Tanto no PCPR quanto no PRONAF, algumas das responsabilidades decorrentes da descentralização foram relativamente fáceis de implementar, pois não tiveram maiores implicações sobre a estrutura de poder ou sobre a natureza da governabilidade local. Entre essas responsabilidades podem ser incluídas a priorização de demandas sociais localizadas; a identificação e elaboração de projetos comunitários; o assessoramento técnico aos conselhos municipais e às associações comunitárias; e, a implantação e gestão dos projetos financiados.

Outras responsabilidades apresentaram maiores graus de complexidade, maiores dificuldades para operacionalização e maiores resistências, explícitas ou veladas, por parte das lideranças tradicionais, como foi o caso gestão local a cargo dos conselhos municipais e da redistribuição de poder entre os conselheiros; da garantia de diversidade política desses conselhos

para manter um efetivo controle social sobre os projetos financiados; e, da definição do status institucional que deve ter a participação política direta dos cidadãos e cidadãs nesse novo modelo de gestão descentralizada.

Seja como for, as mudanças mais visíveis na descentralização dos programas de desenvolvimento rural no Rio Grande do Norte ocorrem no plano local. As associações comunitárias, que há apenas duas décadas contavam-se em unidades e tinham caráter predominantemente filantrópico, agora contam-se aos milhares, proliferam como cogumelos e são responsáveis pela execução de investimentos locais e pela gestão de empreendimentos de natureza econômica e social financiados por organizações governamentais e não-governamentais, nacionais e internacionais.

As organizações não-governamentais, que no passado viviam à sombra da Igreja Católica, são hoje instâncias executivas de políticas públicas formuladas pelos governos federal e estadual e por organizações não-governamentais de âmbito internacional. Com essa tipologia diversificada, podemos contá-las às centenas, em todo o estado, implementando políticas públicas e desenvolvendo atividades de assessoramento técnico e gerencial às organizações da sociedade civil.

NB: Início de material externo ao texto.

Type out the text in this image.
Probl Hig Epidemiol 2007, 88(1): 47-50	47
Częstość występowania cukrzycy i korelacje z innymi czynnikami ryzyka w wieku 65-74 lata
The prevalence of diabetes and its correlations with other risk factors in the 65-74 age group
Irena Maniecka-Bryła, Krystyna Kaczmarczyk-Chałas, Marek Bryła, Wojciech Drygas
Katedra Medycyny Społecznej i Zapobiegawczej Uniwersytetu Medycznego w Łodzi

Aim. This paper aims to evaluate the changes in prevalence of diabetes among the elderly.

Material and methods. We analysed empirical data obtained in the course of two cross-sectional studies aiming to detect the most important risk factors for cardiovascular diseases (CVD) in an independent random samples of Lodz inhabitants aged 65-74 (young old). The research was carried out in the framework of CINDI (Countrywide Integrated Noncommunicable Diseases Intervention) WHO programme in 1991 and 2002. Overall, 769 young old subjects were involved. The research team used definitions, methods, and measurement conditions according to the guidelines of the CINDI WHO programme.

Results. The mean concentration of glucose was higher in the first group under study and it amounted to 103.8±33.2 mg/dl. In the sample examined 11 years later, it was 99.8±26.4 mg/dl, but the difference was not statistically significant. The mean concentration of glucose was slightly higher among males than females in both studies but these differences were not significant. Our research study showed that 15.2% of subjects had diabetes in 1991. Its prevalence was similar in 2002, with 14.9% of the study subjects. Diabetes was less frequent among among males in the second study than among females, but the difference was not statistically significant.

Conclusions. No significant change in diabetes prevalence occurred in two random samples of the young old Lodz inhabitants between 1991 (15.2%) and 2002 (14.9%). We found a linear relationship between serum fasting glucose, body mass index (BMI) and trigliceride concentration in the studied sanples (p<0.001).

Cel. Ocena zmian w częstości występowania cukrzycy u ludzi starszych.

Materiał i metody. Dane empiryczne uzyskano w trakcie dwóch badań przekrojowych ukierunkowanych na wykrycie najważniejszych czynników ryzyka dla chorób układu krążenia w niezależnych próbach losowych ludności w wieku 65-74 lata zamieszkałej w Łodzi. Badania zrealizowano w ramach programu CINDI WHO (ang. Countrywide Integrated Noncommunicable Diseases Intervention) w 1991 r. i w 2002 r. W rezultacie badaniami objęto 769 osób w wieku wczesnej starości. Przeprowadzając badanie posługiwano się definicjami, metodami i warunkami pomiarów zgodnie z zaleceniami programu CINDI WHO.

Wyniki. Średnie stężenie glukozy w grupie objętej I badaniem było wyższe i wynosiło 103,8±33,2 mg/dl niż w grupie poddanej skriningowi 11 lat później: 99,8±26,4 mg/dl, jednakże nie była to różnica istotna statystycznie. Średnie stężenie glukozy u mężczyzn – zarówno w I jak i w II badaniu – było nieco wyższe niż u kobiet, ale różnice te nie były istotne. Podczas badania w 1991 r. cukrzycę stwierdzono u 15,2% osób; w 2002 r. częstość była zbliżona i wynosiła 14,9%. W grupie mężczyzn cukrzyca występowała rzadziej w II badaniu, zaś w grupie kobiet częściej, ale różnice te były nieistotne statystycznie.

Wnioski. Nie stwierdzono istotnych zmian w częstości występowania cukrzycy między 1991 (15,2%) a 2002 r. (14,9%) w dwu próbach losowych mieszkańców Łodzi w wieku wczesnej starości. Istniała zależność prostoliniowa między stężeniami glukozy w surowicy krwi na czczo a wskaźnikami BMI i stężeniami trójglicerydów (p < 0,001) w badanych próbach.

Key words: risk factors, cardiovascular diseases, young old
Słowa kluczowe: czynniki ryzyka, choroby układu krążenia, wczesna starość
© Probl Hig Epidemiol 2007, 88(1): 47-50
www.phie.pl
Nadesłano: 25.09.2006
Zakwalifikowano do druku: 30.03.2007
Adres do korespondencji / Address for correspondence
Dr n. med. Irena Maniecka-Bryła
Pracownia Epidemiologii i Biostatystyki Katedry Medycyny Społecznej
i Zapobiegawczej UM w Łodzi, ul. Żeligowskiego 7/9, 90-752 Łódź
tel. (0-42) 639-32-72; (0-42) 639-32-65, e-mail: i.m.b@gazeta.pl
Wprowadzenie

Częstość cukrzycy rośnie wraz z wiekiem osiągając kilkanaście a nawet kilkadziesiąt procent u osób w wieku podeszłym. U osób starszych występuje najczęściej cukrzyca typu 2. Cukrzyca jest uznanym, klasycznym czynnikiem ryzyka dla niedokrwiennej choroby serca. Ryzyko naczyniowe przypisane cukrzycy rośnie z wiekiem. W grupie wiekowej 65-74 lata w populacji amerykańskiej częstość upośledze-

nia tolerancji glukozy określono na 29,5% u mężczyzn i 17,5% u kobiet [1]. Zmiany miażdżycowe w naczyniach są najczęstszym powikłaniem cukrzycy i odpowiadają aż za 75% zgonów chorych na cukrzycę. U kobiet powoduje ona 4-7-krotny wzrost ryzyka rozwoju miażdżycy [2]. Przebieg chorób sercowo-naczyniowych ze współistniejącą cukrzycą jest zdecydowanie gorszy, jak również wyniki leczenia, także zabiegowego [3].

Os conselhos municipais, que no passado inexistiam, ou quando existiam, tinham caráter informal e meramente consultivo, agora são institucionalizados, têm caráter deliberativo, acompanham e assessoram a implementação de políticas públicas no âmbito local, administram recursos públicos e firmam convênios com associações civis para execução de projetos, ainda que em determinados municípios estejam a serviço das lideranças políticas tradicionais ou dominados por organizações prestadoras de assistência técnica.

As prefeituras municipais, que antes cuidavam de um restrito número de atribuições, incluindo administração burocrática, construção de calçamentos, limpeza de ruas e prestação de

alguns serviços primários de educação e saúde, agora são também responsáveis pela execução de um conjunto mais diversificado de políticas sociais; pela promoção de alternativas de ocupação e renda; e, pela execução de programas de desenvolvimento local financiados pelos governos federal e estadual e por organismos internacionais.

Essas características permitem uma primeira aproximação à nossa hipótese de trabalho, que reconhece a descentralização como uma boa estratégia para melhorar o desempenho da ação pública. Porém, como afirmamos na introdução deste estudo, um mesmo desenho institucional executado em diferentes contextos, pode produzir desempenhos igualmente distintos ou mesmo contrários aos esperados.

Ora, se admitimos que estão emergindo novas formas de implementação de programas de desenvolvimento rural, é porque existe um velho ou um tradicional padrão de implementação de políticas públicas que era então hegemônico e que está em processo de mudança. Como se configuram, então, as especificidades desses dois padrões de implementação, isto é, o velho que está em processo de mudança, mas que ainda é hegemônico, e o novo que está surgindo, mas que ainda não está consolidado?

Em que medida o discurso dos atores sociais participantes e as experiências concretas de implementação descentralizada de programas de desenvolvimento rural no Rio Grande do Norte são reveladores deste novo padrão de implementação? É o que veremos no capítulo seguinte.